Question

determine whether the series is convergent or divergent

Answer 1

\[\sum_{n=2}^{\infty}\frac{ 6 }{ (n+2)(\ln(n+2)) }\]

Answer 2

@ganeshie8 does that mean that because "ln" is in this denominator, that it is automatically divergent?

Answer 3

It is divergent, yes. but having a "ln" in the denominator wont make it automatically divergent.

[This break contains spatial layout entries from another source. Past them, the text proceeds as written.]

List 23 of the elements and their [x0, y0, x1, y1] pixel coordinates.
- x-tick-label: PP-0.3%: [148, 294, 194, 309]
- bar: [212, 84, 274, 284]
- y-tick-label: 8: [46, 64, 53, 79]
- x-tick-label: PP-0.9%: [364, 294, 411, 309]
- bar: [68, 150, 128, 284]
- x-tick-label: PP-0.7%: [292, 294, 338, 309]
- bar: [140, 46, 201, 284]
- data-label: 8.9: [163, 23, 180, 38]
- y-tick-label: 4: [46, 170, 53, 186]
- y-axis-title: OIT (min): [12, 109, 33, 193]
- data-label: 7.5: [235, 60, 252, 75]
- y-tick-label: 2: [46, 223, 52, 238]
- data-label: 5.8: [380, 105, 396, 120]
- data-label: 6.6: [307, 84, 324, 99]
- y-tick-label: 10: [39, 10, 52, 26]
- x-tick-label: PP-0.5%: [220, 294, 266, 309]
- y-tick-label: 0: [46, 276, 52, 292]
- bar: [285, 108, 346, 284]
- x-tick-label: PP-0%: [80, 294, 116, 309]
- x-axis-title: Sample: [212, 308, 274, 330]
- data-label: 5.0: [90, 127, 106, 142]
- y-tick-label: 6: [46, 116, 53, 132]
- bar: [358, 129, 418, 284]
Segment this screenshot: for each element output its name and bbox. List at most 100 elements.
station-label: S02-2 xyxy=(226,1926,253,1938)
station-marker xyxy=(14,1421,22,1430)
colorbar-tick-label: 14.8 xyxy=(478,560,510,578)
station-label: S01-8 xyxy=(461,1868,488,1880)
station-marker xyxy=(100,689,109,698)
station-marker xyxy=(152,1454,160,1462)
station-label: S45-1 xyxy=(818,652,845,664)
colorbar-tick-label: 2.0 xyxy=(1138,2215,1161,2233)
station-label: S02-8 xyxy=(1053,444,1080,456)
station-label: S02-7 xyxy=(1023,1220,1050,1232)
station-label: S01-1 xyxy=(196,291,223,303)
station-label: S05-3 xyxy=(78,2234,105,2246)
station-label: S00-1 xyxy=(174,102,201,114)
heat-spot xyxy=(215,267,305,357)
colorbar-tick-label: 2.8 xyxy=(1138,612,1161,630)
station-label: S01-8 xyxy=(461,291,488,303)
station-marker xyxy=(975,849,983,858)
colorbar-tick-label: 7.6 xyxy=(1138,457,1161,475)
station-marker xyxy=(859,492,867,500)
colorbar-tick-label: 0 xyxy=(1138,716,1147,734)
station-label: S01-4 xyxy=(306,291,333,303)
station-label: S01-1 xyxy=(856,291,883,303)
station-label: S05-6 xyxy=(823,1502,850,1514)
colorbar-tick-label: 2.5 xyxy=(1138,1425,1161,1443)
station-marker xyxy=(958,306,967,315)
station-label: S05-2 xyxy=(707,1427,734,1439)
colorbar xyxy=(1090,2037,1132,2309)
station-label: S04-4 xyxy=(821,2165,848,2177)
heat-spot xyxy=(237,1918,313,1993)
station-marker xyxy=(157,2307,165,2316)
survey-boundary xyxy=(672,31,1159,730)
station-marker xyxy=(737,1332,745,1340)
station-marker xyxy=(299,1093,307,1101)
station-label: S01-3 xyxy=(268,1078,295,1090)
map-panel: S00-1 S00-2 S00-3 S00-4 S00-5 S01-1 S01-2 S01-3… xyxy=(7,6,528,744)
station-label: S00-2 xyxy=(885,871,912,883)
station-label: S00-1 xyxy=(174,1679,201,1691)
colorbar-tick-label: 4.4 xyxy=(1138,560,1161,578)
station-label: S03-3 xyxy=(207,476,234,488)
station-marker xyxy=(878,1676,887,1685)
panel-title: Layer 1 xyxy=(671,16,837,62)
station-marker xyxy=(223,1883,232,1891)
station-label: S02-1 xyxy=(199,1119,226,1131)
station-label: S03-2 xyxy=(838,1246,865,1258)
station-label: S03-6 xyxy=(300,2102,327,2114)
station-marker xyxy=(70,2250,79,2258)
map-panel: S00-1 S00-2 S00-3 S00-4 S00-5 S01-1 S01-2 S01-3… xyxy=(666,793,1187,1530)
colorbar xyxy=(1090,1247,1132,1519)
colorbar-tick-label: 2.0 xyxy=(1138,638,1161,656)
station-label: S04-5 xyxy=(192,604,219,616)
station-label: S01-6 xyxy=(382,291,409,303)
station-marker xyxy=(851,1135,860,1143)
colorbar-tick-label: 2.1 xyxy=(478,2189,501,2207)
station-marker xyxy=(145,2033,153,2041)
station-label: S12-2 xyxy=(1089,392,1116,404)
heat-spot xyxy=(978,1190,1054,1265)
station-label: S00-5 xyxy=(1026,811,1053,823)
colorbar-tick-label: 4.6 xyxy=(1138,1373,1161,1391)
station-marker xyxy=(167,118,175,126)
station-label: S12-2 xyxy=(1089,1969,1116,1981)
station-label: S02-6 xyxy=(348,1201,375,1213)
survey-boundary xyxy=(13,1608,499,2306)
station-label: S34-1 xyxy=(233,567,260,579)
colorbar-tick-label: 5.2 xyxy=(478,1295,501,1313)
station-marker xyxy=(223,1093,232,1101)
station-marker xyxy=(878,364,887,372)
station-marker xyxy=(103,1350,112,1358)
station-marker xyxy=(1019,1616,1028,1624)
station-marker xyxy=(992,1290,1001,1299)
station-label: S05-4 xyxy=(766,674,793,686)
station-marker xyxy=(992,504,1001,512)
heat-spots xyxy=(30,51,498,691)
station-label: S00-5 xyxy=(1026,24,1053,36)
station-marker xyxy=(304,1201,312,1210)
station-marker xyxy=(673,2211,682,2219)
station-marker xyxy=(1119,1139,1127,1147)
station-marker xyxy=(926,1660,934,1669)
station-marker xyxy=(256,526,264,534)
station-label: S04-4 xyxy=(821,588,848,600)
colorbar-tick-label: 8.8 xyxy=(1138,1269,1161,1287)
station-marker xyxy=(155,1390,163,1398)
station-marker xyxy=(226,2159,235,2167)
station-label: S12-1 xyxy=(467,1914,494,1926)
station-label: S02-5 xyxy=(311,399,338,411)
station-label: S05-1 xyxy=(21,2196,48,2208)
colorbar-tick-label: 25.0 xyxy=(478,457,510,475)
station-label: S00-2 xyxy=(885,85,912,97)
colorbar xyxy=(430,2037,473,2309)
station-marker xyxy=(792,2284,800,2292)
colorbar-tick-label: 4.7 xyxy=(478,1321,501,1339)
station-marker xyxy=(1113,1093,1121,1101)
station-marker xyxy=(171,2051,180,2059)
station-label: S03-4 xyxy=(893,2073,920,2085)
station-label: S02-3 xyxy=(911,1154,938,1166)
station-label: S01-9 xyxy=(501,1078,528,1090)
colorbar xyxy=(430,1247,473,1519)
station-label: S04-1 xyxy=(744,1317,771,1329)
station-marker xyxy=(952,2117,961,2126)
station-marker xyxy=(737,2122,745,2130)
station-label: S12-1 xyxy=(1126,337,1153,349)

What does it mean for a series to diverge ?

Answer 4

1 + 1/2 + 1/3 + 1/4 + ...

does that series converge ?

Answer 5

1/n = diverge

Answer 6

^ that was the answer to your question above

Answer 7

thats right but that doesnt answer my qeuestion
im asking when do you say a series diverges ?

Answer 8

oh.. im not sure

Answer 9

Loosely speaking a `series` is "sum" of numbers

an `infinite series` is "sum" of infinite numbers

Answer 10

we say an `infinite series` converges when the "sum" converges to some number

otherwise we call it diverging

Answer 11

try the integral test, this was taylor made for that one (no pun intended)

Answer 12

i guess it was intended, since the expression should be "tailor made"

Answer 13

@ganeshie8 I see what you mean now

Answer 14

@satellite73 idk why but i suck at the integral test

Answer 15

make n in to x and integrate
this one is a straight up u -sub

Answer 16

hmm.. i have a lot to learn

Answer 17

\[\int_2^{\infty}\frac{dx}{(x+2)\ln(x+2)}\] put \(u=\ln(x+2)\) and you get the integral right away

Answer 18

\[6[( \ln (x+2) )( \ln (x+2)]\] evaluated from x-->2 ?

Answer 19

no, that is not the anti derivative

Answer 20

hi x!

Answer 21

YES, I am still here trying to understand how to do a problem like this

Answer 22

going by what satellite73 did
\[u=\ln(x+2) \Longrightarrow du=\frac{dx}{x+2}\]
\[x=2 \Longrightarrow u=2\ln 2\\ x=\infty \Longrightarrow u=\infty\]

Answer 23

hey what going on :)

Answer 24

just failing miserably over here

Answer 25

wouldnt a limit test be easier here? just asking

Answer 26

\[\int_{2\ln 2}^{\infty}\frac{du}{u}=\Large \left(\ln u \right]_{2\ln 2}^{\infty}\]

Answer 27

so we take the limit of lnu as u tends to oo

Answer 28

ooohhh.. you made that look way easier. I am not good with ln

Answer 29

apparently the limit is oo so this stuff diverge

Answer 30

wow....

Answer 31

thank u! it always helps me to SEE what you are thinking

Answer 32

that is what i was looking for

Answer 33

\[\lim_{u \to \infty}\ln u=\infty\]
you see it by graph